Roundhouse, London – until 23 April 2017
Compagnie XY live and work together, sharing each other’s rhythms and routines. The work they make as a collective captures this ebb and flow of human energy and emotion within a larger group rather than the individual, reflecting their chosen lifestyle. In their latest piece, an impressive twenty-two acrobats fight, flirt and fly through the after-work dusk, but It’s Not Yet Midnight… peaks too soon and winds down with the whisper of mid-week fatigue rather than the frenzied collapse following a blinding night out.
The bare stage is quickly populated by pairs of people scuffling; the earthy shoving and falling of pub brawls multiplies until it becomes a dance, or a riot, or both. Dressed in neutral coloured, smart-casual clothes rather than more typical circus spandex, this could be a nightclub alley, the tube or a dance floor. The choice is refreshing in its inspiration from the everyday rather than deliberate spectacle.
Instead of descending into outright violence, the collective movement flows into something more gentle. The precarious fluctuation between violence and care is delightful, hinting at the risk and suspense that comes later. The action quickly moves into the air – flips and throws are fun and celebratory, and no doubt deceptively complex despite their apparent ease. They evolve into more risky moves of towers of people three and four-high, head balancing and small groups whose arial flips cross mid-air. A few slips and stumbles indicate the risk is real, if controlled.

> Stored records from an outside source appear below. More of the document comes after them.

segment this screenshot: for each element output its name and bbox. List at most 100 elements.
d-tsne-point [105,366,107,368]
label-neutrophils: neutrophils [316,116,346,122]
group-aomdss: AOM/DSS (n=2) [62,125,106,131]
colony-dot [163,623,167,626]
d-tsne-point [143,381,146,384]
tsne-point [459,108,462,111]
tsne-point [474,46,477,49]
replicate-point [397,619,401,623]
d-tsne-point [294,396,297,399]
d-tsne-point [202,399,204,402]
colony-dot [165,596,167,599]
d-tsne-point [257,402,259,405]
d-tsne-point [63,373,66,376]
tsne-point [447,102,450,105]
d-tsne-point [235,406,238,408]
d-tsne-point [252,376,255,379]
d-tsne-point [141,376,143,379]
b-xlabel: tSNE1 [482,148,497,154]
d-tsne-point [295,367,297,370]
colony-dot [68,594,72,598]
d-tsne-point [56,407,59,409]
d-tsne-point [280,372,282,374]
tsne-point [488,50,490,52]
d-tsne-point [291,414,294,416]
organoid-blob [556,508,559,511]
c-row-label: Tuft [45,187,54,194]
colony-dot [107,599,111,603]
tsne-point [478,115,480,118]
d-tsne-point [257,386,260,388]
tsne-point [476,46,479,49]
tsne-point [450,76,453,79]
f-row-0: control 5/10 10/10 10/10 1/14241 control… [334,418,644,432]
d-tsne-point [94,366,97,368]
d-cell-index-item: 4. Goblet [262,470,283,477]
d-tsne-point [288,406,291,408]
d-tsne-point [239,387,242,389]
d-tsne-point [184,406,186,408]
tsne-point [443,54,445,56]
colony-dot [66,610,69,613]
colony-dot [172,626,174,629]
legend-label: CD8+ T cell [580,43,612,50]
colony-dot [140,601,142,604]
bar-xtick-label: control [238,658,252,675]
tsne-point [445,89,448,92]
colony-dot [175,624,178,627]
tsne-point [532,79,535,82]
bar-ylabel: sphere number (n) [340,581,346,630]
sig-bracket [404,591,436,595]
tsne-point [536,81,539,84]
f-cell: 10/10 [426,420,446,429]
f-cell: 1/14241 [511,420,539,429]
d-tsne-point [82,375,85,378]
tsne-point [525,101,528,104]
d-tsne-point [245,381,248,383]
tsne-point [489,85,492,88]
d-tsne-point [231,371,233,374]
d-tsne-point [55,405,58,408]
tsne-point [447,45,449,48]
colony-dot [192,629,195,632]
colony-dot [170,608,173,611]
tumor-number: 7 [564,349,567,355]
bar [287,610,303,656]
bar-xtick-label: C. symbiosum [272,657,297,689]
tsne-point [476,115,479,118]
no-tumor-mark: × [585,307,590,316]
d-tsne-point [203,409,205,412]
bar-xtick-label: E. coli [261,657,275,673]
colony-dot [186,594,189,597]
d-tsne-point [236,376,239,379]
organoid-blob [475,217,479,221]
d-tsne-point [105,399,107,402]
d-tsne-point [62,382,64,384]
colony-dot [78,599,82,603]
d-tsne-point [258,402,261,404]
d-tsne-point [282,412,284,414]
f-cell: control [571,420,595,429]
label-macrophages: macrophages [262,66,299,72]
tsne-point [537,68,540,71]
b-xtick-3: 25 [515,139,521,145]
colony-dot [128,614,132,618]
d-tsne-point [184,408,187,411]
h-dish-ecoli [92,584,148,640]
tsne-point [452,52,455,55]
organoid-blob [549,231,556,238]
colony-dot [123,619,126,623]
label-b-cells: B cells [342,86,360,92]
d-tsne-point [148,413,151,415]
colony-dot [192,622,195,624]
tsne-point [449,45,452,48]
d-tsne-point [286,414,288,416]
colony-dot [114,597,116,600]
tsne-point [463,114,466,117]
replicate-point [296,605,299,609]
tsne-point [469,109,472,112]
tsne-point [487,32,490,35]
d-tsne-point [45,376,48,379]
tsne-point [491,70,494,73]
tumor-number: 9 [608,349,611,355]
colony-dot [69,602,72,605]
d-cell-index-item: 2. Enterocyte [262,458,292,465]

There isn’t a defined narrative, but there is a journey of human experience and freedom from daytime constraints. The transitions are subtle and easy, with acts flowing into each other and giving the impression of a real-time journey. A distinct climax never occurs though, and the slowing pace that eventually leads to stillness disorientates and is rather unsatisfying. There are numerous wonderful moments that make this forgivable, though.
Though the number of performers is impressive, asymmetrical choreography that fills the stage means it’s impossible to take in each moment at any given time. A couple dancing in the foreground may hold focus until a body flies through the air near the back. Combined with a quick pace, it stylises real life and means that everyone will see different moments. As interesting as this is, it’s also frustrating and the stage often looks cluttered.
The homage to the everyday and the joy in which its executed make this work a sensual pleasure to take in despite its shortcomings. It’s a great showcase of the possibilities of contemporary circus.